成年后,他终于有能力找到真相,真相可笑的很一

当年计划生育严,他又体弱多病,丢弃自己,再生个儿子,简直再正常不过了。

更可笑的是,后来,那个所谓的弟弟生病,他那从未尽到过职责的父母,竟然恬不知耻的来找他,让他捐肾,哭天抹泪的狡辩,说着自己当年的不得已……

那时,周边好多人,包括他最敬爱的院长,都来劝他,要他救弟弟,父母就算撒谎,也是善意的谎言……

他最终还是没有捐肾,大家对他都很失望,骂他铁石心肠。

没错,他就是这么个铁石心肠的人。

江森眼神泛冷:“我从来不信。
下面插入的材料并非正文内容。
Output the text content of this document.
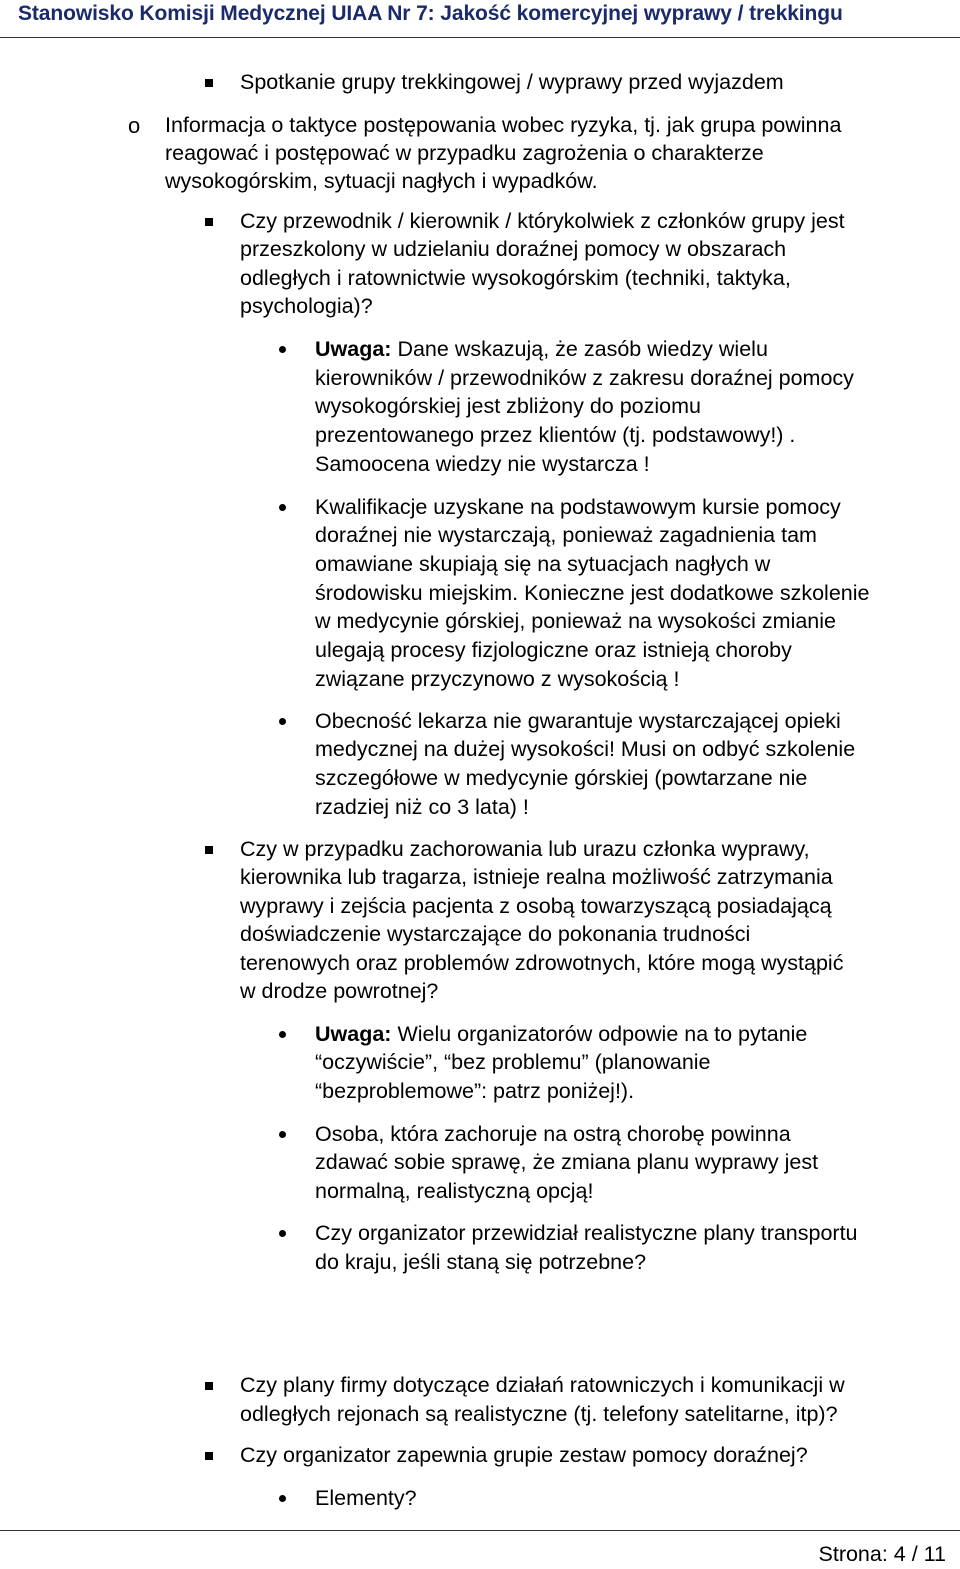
Stanowisko Komisji Medycznej UIAA Nr 7: Jakość komercyjnej wyprawy / trekkingu
Spotkanie grupy trekkingowej / wyprawy przed wyjazdem
o Informacja o taktyce postępowania wobec ryzyka, tj. jak grupa powinna
reagować i postępować w przypadku zagrożenia o charakterze
wysokogórskim, sytuacji nagłych i wypadków.
Czy przewodnik / kierownik / którykolwiek z członków grupy jest
przeszkolony w udzielaniu doraźnej pomocy w obszarach
odległych i ratownictwie wysokogórskim (techniki, taktyka,
psychologia)?
Uwaga: Dane wskazują, że zasób wiedzy wielu
kierowników / przewodników z zakresu doraźnej pomocy
wysokogórskiej jest zbliżony do poziomu
prezentowanego przez klientów (tj. podstawowy!) .
Samoocena wiedzy nie wystarcza !
Kwalifikacje uzyskane na podstawowym kursie pomocy
doraźnej nie wystarczają, ponieważ zagadnienia tam
omawiane skupiają się na sytuacjach nagłych w
środowisku miejskim. Konieczne jest dodatkowe szkolenie
w medycynie górskiej, ponieważ na wysokości zmianie
ulegają procesy fizjologiczne oraz istnieją choroby
związane przyczynowo z wysokością !
Obecność lekarza nie gwarantuje wystarczającej opieki
medycznej na dużej wysokości! Musi on odbyć szkolenie
szczegółowe w medycynie górskiej (powtarzane nie
rzadziej niż co 3 lata) !
Czy w przypadku zachorowania lub urazu członka wyprawy,
kierownika lub tragarza, istnieje realna możliwość zatrzymania
wyprawy i zejścia pacjenta z osobą towarzyszącą posiadającą
doświadczenie wystarczające do pokonania trudności
terenowych oraz problemów zdrowotnych, które mogą wystąpić
w drodze powrotnej?
Uwaga: Wielu organizatorów odpowie na to pytanie
“oczywiście”, “bez problemu” (planowanie
“bezproblemowe”: patrz poniżej!).
Osoba, która zachoruje na ostrą chorobę powinna
zdawać sobie sprawę, że zmiana planu wyprawy jest
normalną, realistyczną opcją!
Czy organizator przewidział realistyczne plany transportu
do kraju, jeśli staną się potrzebne?
Czy plany firmy dotyczące działań ratowniczych i komunikacji w
odległych rejonach są realistyczne (tj. telefony satelitarne, itp)?
Czy organizator zapewnia grupie zestaw pomocy doraźnej?
Elementy?
Strona: 4 / 11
”

这声音乍一听语调和平时没什么分别,但凌霄就是从中听出了悲凉和愤怒。

不知怎么的,他心中生出几分心疼,暗骂自己不该骗人,也更不敢挑明自己的身份。

客厅的气氛徒然变冷,两人都没心思再吃下去,凌霄甚至忘了吃东西要细嚼慢咽,面条匆匆两口下了肚,又要去收拾桌子洗碗,被江森制止:“你做饭,我洗碗,这是应该的。”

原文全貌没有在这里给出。